The road to Scáthach’s island begins on the Plain of Ill Luck, where the grass blades are sharp as knives and the ground shifts beneath anyone who crosses without a guide.

Cú Chulainn crosses alone, guided only by a golden wheel given to him by a young man he met at a crossroads — a young man with eyes too old for his face, who he will later understand was Lug Lámhfhada, his divine father, stepping into the human world briefly to keep his investment alive. He rolls the wheel and follows its track, and the plain does not cut him.

Beyond the plain is the Perilous Glen and beyond that is the Bridge of Leaps — a narrow span that rears vertical when anyone stands on it, pitching travelers into the water below. Warriors have been trying to reach Scáthach’s fortress for generations; many of them are still in the water, or rather, what the water has made of them.

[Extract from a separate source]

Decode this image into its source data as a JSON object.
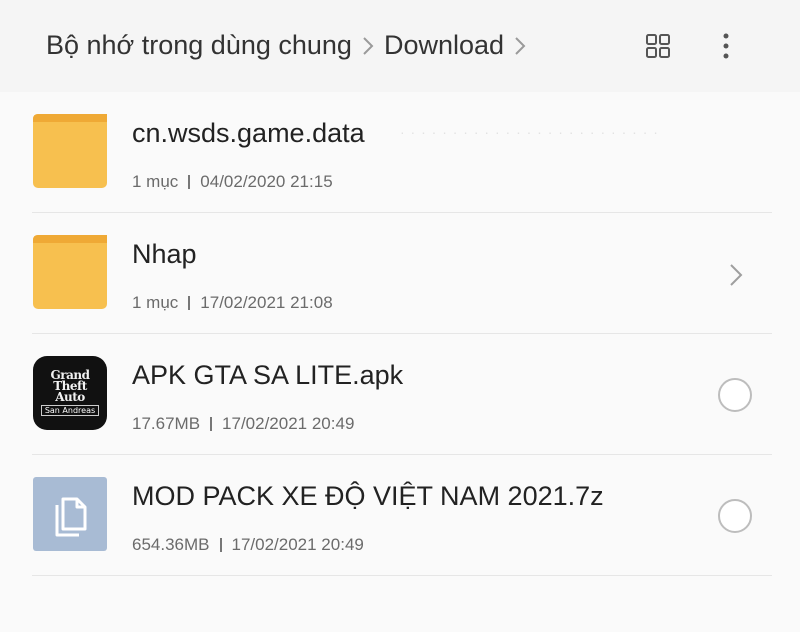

Cú Chulainn makes the bridge on his third attempt: a salmon-leap from bank to center at the moment the bridge rears, landing past the midpoint, riding the swing of it down to the far shore. The women training in Scáthach’s yard go still when he lands. One of them goes inside to tell the teacher.

Scáthach herself is a compact woman of indeterminate age, dark-haired, precise in every movement the way a master calligrapher is precise — nothing wasted, everything carrying information. She does not seem impressed that he crossed the bridge. She seems, if anything, interested.

He presses the point of his sword to her throat — this is, the texts say, the proper way to demand training from Scáthach — and asks for instruction. She agrees to three things: to train him as long as he needs to be trained, to give him her daughter Uathach as his companion, and to tell him his future.

The future, she tells him, is glorious and short. She does not say this to discourage him. She says it to allow him to choose.

He stays.

The training is a year and a day of everything the warrior arts can hold: weapons, wrestling, breath control, the discipline of the battle-cry that stuns opponents, the technique of the chariot-charge. He trains with Ferdiad, who becomes his closest companion, his foster-brother in arms, the man he will one day have to kill at the ford in the most anguished combat of his life. They learn everything together and neither of them knows yet what the learning is building toward.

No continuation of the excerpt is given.